De manière plus générale, ce livre nous invite aussi à réfléchir sur l'art de la collection, et ce de plusieurs points de vue. En voici trois, que j'arrange systématiquement autour de la notion de plaisir.
Plaisir de l'
arrangement, ou comment décider du contexte et de l'ordre dans lequel on donne forme à une collection. Il y a dans ces
Hôtels littéraires un délicieux contraste entre la rigidité de l'alphabet, dispositif « brutal » qui tranche de tout et n'a besoin d'aucune autre béquille, et le flou artistique dans lequel baigne la convocation des textes et des auteurs. Pourquoi tel auteur plutôt que tel autre pour parler de tel ou tel hôtel ? Pourquoi ne pas donner les sources des fragments cités ? Pourquoi aller vite ici et ralentir ailleurs ? Pourquoi changer de style de présentation à chaque entrée ? Pourquoi tantôt des références connues de tous et tantôt des écrits ou des endroits moins familiers ? La réponse ne peut tenir qu'aux choix très subjectifs de la collectionneuse, qui trie comme elle l'entend, suivant son désir et rien que son désir (et sans doute aussi un peu l'idée qu'elle se fait de son lecteur et ce qui pourrait plaire, charmer, séduire, enchanter ce dernier).
Plaisir de l'
incomplétude, ou pourquoi collectionner est autre chose que cocher les cases d'une liste. Le matériau d'
Hôtels littéraires est infini et l'autrice n'a pas peur de souligner le côté « etc. » de sa démarche (plusieurs entrées se terminent, c'est-à-dire se prolongent par une longue énumération de textes, d'auteurs et d'hôtels, que l'on sent très approximative de tout ce qui aurait pu s'inclure encore).
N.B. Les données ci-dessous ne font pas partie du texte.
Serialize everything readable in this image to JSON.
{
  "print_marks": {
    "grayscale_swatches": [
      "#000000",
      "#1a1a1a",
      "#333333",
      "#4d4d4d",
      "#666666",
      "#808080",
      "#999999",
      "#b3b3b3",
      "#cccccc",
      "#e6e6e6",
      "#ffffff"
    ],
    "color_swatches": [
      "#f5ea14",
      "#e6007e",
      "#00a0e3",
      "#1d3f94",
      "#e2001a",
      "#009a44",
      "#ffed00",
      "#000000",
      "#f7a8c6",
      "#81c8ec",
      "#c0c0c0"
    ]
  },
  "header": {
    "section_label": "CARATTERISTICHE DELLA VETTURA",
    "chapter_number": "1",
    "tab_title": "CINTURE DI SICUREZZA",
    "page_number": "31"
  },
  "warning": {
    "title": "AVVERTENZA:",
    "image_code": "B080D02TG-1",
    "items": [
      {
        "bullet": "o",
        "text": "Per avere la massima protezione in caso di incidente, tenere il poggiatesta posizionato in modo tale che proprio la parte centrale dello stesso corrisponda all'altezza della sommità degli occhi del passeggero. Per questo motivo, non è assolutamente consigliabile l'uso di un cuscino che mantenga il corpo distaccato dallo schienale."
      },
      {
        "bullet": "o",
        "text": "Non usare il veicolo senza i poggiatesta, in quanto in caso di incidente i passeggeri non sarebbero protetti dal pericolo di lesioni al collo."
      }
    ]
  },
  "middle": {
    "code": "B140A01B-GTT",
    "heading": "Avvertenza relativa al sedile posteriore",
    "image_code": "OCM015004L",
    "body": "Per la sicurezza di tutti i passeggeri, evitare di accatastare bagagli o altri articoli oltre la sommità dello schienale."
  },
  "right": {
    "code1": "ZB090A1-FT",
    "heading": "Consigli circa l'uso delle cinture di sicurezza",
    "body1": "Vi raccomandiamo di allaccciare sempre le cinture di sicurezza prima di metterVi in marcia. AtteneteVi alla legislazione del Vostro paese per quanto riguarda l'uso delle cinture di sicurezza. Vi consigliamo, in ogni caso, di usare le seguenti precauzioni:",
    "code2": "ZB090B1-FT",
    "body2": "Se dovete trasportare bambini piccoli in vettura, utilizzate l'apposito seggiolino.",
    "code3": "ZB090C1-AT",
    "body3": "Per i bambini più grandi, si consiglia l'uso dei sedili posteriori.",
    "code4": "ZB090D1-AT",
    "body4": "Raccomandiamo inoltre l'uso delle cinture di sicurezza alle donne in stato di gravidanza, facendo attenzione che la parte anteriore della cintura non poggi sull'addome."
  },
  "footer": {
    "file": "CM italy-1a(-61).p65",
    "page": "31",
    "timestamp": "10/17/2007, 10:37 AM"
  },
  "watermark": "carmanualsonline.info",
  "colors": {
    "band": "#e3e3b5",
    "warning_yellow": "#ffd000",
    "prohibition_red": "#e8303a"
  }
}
On touche là à quelque chose de fondamental : l'angoisse devant la collection « complète », le rejet viscéral de la collection qui se confond avec quelque liste à parcourir de A à Z (à moins évidemment de se passionner pour des listes « closes » mais qu'on sait en pratique impossibles à réunir). La bonne collection est comme l'horizon : visible et inatteignable. Cette impossibilité n'a rien de frustrant : au bout de ses cinq cents pages et après avoir atteint la lettre Z, Nathalie de Saint-Phalle se contente de faire une pause, on la sent presque impatiente de tout reprendre à zéro.
Plaisir de la
cristallisation, ou comment animer les objets. Qu'est-ce qui est collectionné en fait : les hôtels ? les voyages ? les écrivains ? ses propres souvenirs ? les histoires que racontent les amis ? les textes ? les noms ? L'objet de collection est comme la métaphore de l'amour stendhalien, cette branche abandonnée dans une mine de sel et qu'on retrouve transfigurée, enrobée de cristaux, lors d'une nouvelle visite : « […] au moment où vous commencez à vous occuper d'une femme, vous ne la voyez plus
telle qu'elle est réellement, mais telle qu'il vous convient qu'elle soit. Vous comparez les illusions favorables que produit ce commencement d'intérêt à ces jolis diamants qui cachent la branche de charmille effeuillée par l'hiver, et qui ne sont aperçus, remarquez-le bien, que par l'œil de ce jeune homme qui commence à aimer » (
De l'amour, Gallimard, coll. Folio, 1980, p. 359). L'hôtel littéraire est un exemple superbe de pareille cristallisation – à cette différence près que l'objet en question, tout objet d'amour qu'il est, ne doit pas son pouvoir à quelque illusion ou aveuglement, mais au travail du collectionneur qui peu à peu donne une nouvelle vie à ce qu'il fait résonner dans ce qui ne doit pas rester une chose.